Oviraptor philoceratops OH-vih-RAP-tor

"Egg thief (a mistaken name)"

Oviraptor silhouette
You 1.8 m (5.9 ft) tall
Oviraptor 1.6 m (5.2 ft) long
2 people holding hands
silhouette · Cy Marchant (CC-BY) via PhyloPic
Length
1.6 m (5.2 ft) — About 1.6 m long, ~30 kg — turkey-sized with a beak and crest.
Period
Late Cretaceous (75–71 Mya)
Place
Asia · Mongolia
Food
Omnivore — Probably plants, eggs, and small animals — the parrot-like beak suggests crushing hard food.
Clade
Oviraptorosauria Dinosauria Saurischia Theropoda Coelurosauria

Oviraptor was named ‘egg thief’ in 1924 because the first skeleton was found near a nest, and scientists assumed it was raiding eggs.

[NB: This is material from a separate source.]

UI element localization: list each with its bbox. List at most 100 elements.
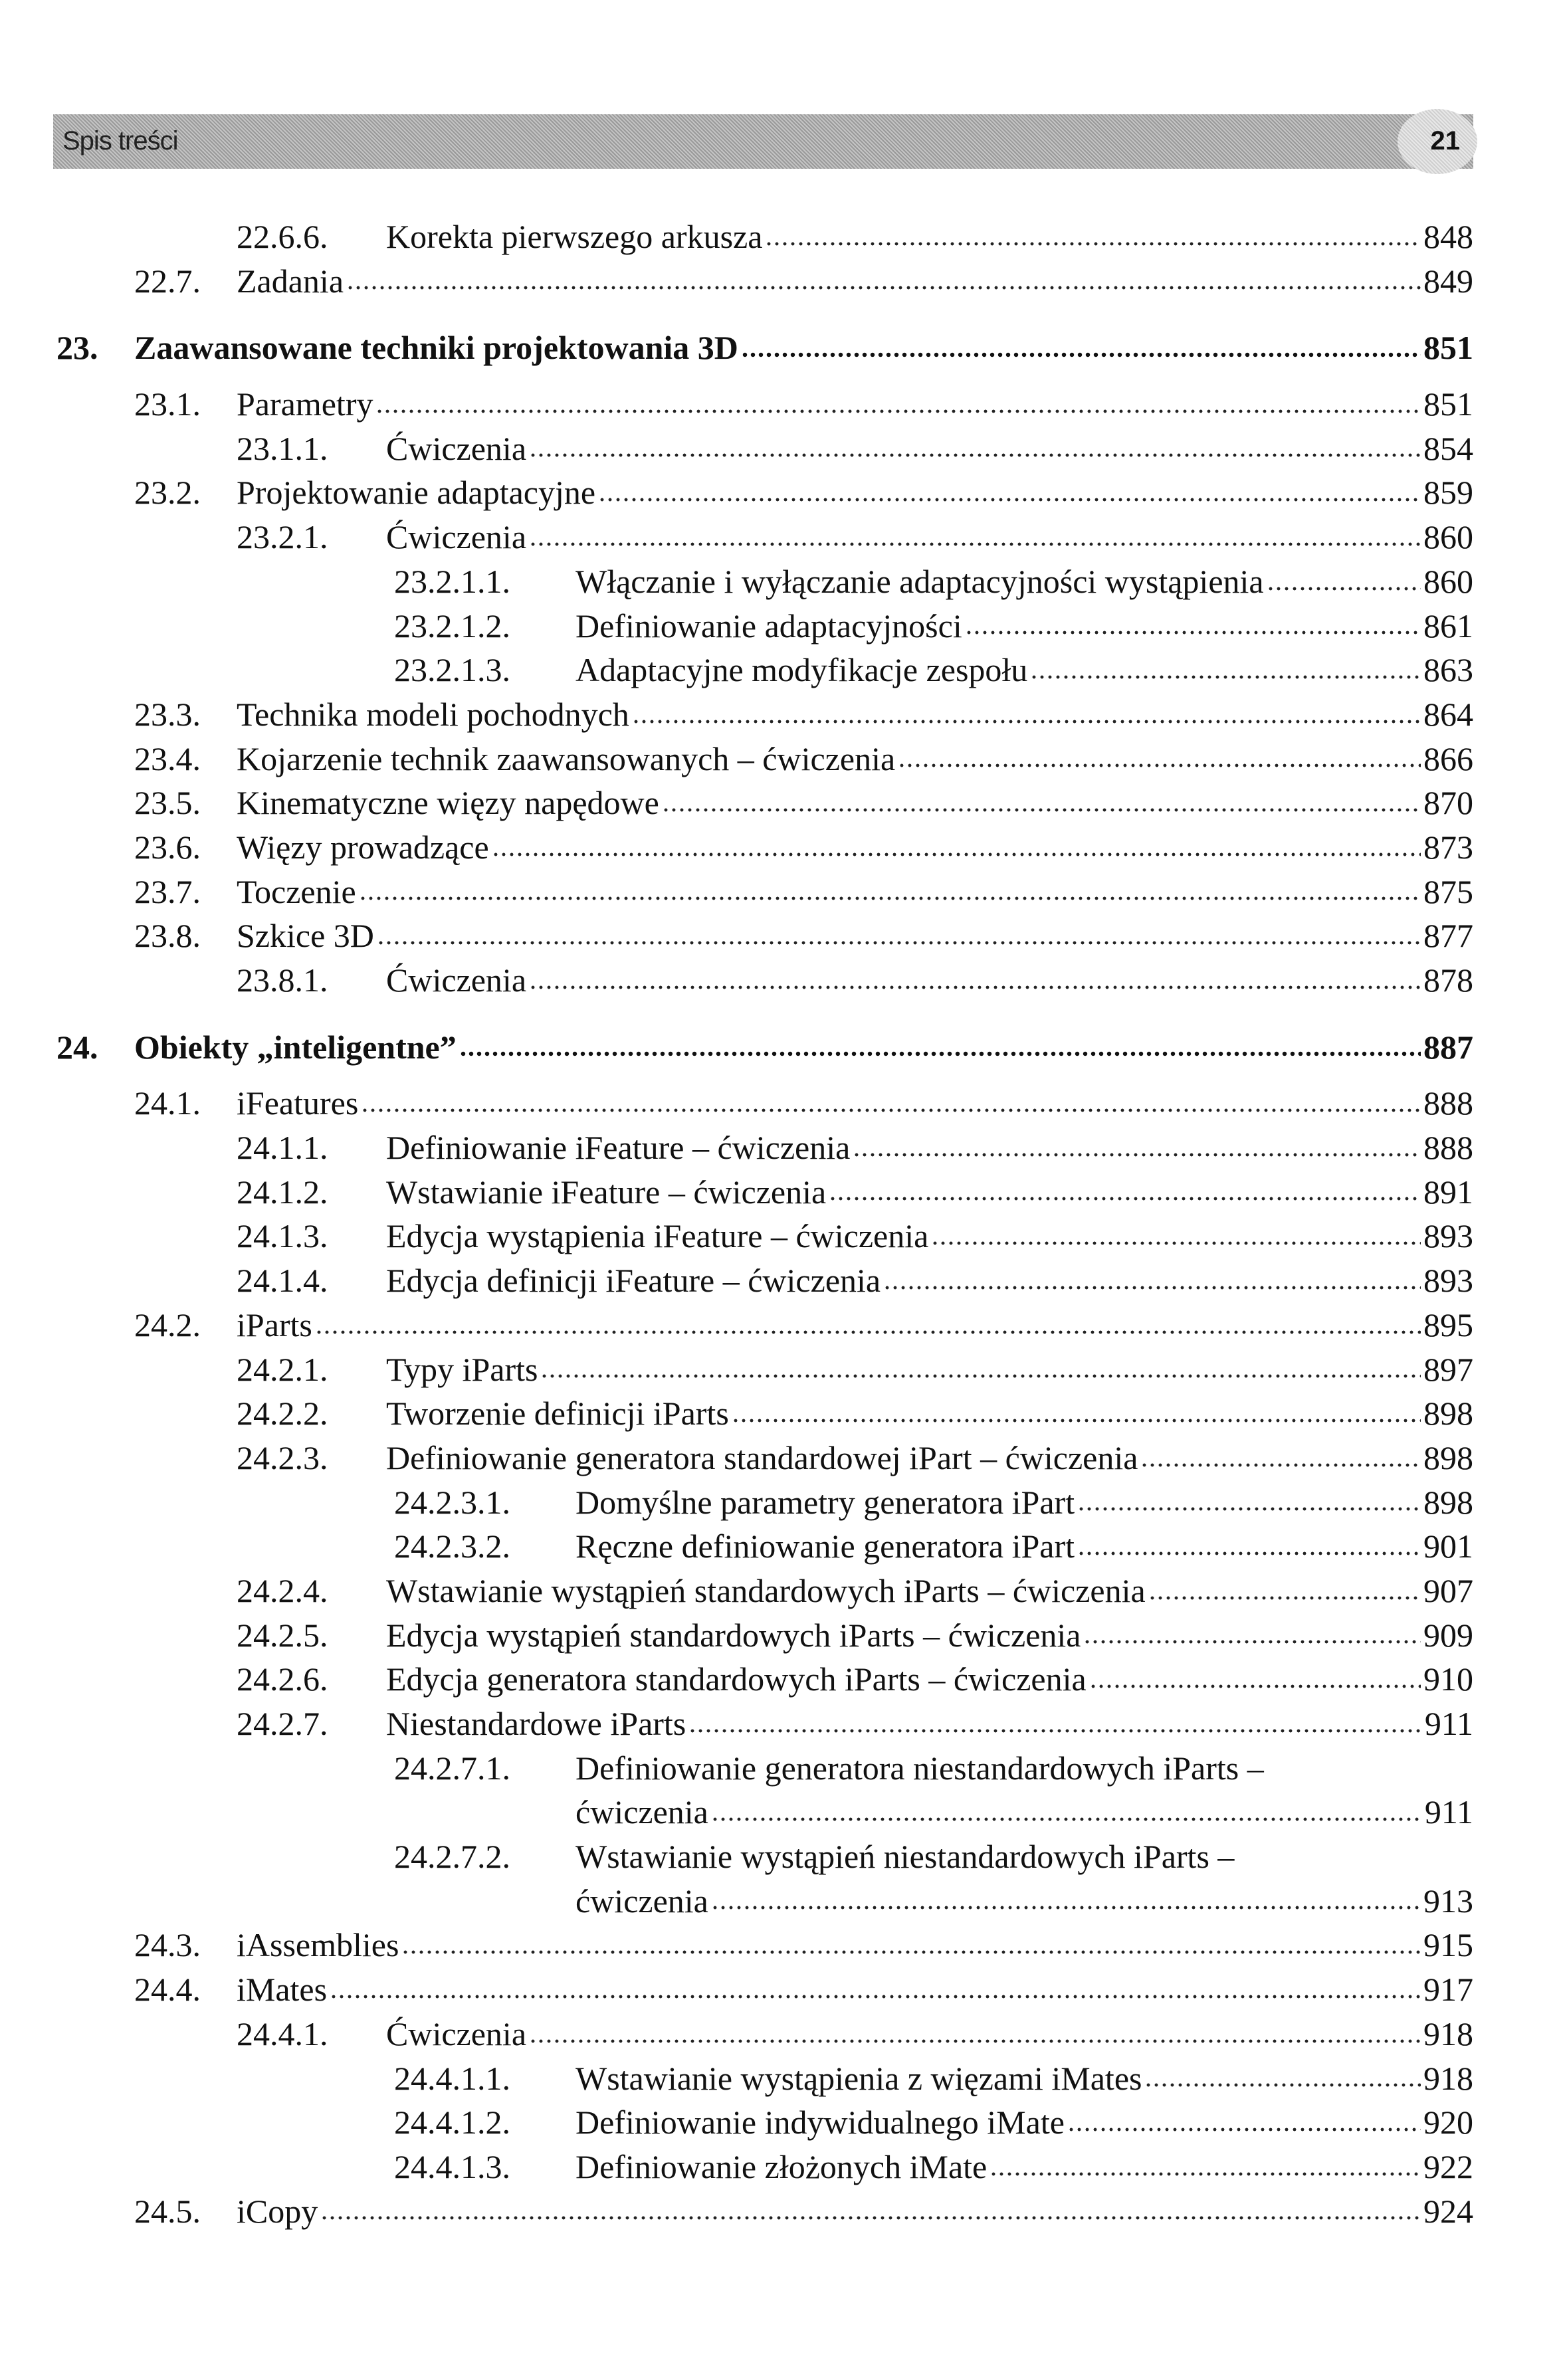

Seventy years later they realized the eggs were actually its own — Oviraptor was a brooding parent, sitting on the nest like a modern bird. The name was wrong, but the rules of naming species say the name sticks.

What we know

  • Toothless beak with a crested skull — looked a bit like a giant parrot.
  • Brooded its own eggs in a circular nest, sitting on top like a modern bird.
  • Feathered, almost certainly — multiple oviraptorosaur relatives preserve feathers.
  • Closely related to Citipati, the more famous brooding specimens from Mongolia.

What we guess

  • What the parrot-like beak was for — eggs, plants, small animals, or a mix.
  • The exact shape of its head crest, since the type specimen is partial.
  • Whether the crest was for display, species recognition, or sound production.